In His gracious goodness, God has seen to it that what He had revealed for the salvation of all nations would abide perpetually in its full integrity and be handed on to all generations. Therefore Christ the Lord in whom the full revelation of the supreme God is brought to completion (see Cor. 1:20; 3:13; 4:6), commissioned the Apostles to preach to all (people) that Gospel which is the source of all saving truth and moral teaching, (cf. Matt. 28:19-20, and Mark 16:15; Council of Trent, session IV, Decree on Scriptural Canons: Denzinger 783 (1501).) and to impart to them heavenly gifts.

Christ completed the plan for salvation, and God ensures that what is necessary for salvation has been and will be maintained as a heavenly grace for human beings of all ages. The New Testament/Apostolic era is thus summed up as follows:

This Gospel had been promised in former times through the prophets, and Christ Himself had fulfilled it and promulgated it with His lips. This commission was faithfully fulfilled by the Apostles who, by their oral preaching, by example, and by observances handed on what they had received from the lips of Christ, from living with Him, and from what He did, or what they had learned through the prompting of the Holy Spirit. The commission was fulfilled, too, by those Apostles and apostolic (witnesses) who under the inspiration of the same Holy Spirit committed the message of salvation to writing. (cf. Council of Trent, loc. cit.; First Vatican Council, session III, Dogmatic Constitution on the Catholic Faith, Chap. 2, "On revelation:" Denzinger 1787 (3005).)

The role of the episcopacy in this is succinctly defined:

But in order to keep the Gospel forever whole and alive within the Church, the Apostles left bishops as their successors, "handing over" to them "the authority to teach in their own place."(St. Irenaeus, "Against Heretics" III, 3, 1: PG 7, 848; Harvey, 2, p. 9.)

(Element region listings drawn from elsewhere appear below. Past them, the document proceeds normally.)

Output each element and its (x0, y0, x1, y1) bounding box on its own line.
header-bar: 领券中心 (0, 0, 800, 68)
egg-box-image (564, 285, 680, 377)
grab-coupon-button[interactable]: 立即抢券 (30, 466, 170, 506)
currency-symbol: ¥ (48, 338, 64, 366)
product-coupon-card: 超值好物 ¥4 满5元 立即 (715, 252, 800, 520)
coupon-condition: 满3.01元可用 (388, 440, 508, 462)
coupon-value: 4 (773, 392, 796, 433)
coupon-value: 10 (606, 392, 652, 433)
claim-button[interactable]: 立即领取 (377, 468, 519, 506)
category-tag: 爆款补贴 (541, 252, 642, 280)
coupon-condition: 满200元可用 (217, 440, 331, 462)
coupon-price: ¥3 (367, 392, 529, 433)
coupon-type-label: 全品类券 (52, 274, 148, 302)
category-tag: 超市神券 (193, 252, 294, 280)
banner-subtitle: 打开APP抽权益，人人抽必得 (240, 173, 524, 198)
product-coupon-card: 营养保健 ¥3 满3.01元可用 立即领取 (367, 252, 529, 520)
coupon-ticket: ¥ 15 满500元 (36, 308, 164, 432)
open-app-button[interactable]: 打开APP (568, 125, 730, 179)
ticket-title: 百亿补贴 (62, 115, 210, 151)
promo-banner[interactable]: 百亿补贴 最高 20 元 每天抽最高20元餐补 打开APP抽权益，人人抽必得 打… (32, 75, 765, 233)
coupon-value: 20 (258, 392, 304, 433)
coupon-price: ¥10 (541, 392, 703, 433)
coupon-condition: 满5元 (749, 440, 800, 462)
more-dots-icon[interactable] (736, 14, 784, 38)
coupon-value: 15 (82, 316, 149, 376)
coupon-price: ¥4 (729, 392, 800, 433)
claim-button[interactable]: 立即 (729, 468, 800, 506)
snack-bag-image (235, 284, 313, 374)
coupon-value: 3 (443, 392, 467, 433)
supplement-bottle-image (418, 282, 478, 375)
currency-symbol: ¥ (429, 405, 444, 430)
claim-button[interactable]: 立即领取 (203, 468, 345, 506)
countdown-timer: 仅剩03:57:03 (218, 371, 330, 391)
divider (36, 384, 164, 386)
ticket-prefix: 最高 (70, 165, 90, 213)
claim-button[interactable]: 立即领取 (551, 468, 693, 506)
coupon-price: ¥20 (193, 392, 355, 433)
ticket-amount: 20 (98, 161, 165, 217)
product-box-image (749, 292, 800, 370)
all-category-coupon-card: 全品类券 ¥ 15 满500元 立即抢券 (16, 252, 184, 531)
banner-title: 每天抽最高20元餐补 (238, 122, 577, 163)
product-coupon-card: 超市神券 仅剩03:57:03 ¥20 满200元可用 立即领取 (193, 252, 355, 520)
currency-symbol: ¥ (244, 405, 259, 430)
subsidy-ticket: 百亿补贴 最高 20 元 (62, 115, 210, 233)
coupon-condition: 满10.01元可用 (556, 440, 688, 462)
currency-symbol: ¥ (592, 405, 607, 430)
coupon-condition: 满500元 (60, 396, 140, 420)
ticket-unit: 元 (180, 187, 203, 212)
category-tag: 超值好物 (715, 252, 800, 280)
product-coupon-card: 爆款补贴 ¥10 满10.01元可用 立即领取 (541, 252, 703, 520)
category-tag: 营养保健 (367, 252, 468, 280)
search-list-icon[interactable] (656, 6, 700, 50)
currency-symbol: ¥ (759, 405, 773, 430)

And this handed-down tradition, along with the entirety of the Bible, is described as a reality in which we see a reflection of God. Suggested here also is that we see something of ourselves in these traditions:

This sacred tradition, therefore, and Sacred Scripture of both the Old and New Testaments are like a mirror in which the pilgrim Church on earth looks at God, from whom she has received everything, until she is brought finally to see Him as He is, face to face (see 1 John 3:2).